The July World Artificial Intelligence Conference (WAIC) in Shanghai marked a significant milestone with the announcement of a new World Artificial Intelligence Cooperation Organization alongside the publication of a Global Governance Action Plan for AI. In September, the Shanghai AI Research Institute released its inaugural “Belt and Road AI Application Scenarios Report,” signaling China’s intent to formalize its AI expansion strategy. This rising tide brings complex challenges around data sovereignty and technology dependency that require careful navigation to balance commercial gains with shared global benefits.

  1. Data Sovereignty Challenges
    Partner nations along Belt and Road routes face difficult decisions regarding data sovereignty. Accepting Chinese AI infrastructure often means sharing sensitive data with systems that may not align with local privacy standards or regulatory frameworks. Countries must weigh the immediate benefits of affordable AI solutions against long-term concerns about who controls and accesses their citizens’ information.

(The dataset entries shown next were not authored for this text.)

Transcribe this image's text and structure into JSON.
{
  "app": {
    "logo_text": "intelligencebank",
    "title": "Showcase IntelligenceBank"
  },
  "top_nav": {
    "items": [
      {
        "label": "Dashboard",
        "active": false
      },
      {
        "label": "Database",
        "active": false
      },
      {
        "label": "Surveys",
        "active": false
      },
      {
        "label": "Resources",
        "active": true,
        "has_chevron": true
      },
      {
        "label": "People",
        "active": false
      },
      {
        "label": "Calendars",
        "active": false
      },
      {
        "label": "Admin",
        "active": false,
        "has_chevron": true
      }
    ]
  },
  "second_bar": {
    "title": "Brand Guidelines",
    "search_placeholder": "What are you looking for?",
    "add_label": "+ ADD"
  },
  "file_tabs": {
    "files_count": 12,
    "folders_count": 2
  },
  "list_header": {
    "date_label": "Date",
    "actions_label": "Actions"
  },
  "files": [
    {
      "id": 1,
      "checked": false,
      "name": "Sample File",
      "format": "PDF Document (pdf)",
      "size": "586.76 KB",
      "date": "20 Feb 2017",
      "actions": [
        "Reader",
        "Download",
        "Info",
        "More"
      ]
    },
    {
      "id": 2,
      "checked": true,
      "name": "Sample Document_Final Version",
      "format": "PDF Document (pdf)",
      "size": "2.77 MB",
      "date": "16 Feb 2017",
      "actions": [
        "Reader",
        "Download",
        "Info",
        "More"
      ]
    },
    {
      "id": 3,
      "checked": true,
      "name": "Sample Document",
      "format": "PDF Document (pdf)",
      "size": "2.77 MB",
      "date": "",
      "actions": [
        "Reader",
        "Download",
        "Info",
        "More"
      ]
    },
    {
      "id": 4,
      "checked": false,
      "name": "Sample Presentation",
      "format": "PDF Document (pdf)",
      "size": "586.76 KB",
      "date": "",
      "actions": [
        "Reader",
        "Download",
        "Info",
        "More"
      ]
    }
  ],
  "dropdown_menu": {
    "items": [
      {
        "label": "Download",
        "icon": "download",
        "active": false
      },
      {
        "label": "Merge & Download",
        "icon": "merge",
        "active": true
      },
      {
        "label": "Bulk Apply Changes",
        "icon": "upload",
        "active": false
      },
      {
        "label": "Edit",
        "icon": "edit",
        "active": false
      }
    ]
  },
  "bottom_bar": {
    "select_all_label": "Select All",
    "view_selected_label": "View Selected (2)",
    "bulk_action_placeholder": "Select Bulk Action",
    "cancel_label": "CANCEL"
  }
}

  2. Technology Dependency Risks
    Technology dependency risks compound these concerns amid escalating geopolitical tensions between the US and China. As nations become increasingly reliant on Chinese AI chips, cloud services, and training platforms—creating vulnerabilities amid escalating political tensions affecting AI market access, the situation is further complicated by China’s semiconductor industry challenges. The US-China technology competition forces partner countries into choosing sides, potentially limiting their access to Western AI innovations while deepening commitments to Chinese ecosystems.
  3. Fragmentation of Global AI Governance
    The new World Artificial Intelligence Cooperation Organization represents China’s attempt to shape global AI governance frameworks, challenging existing Western-led standards and establishing parallel regulatory structures that may fragment the international AI landscape.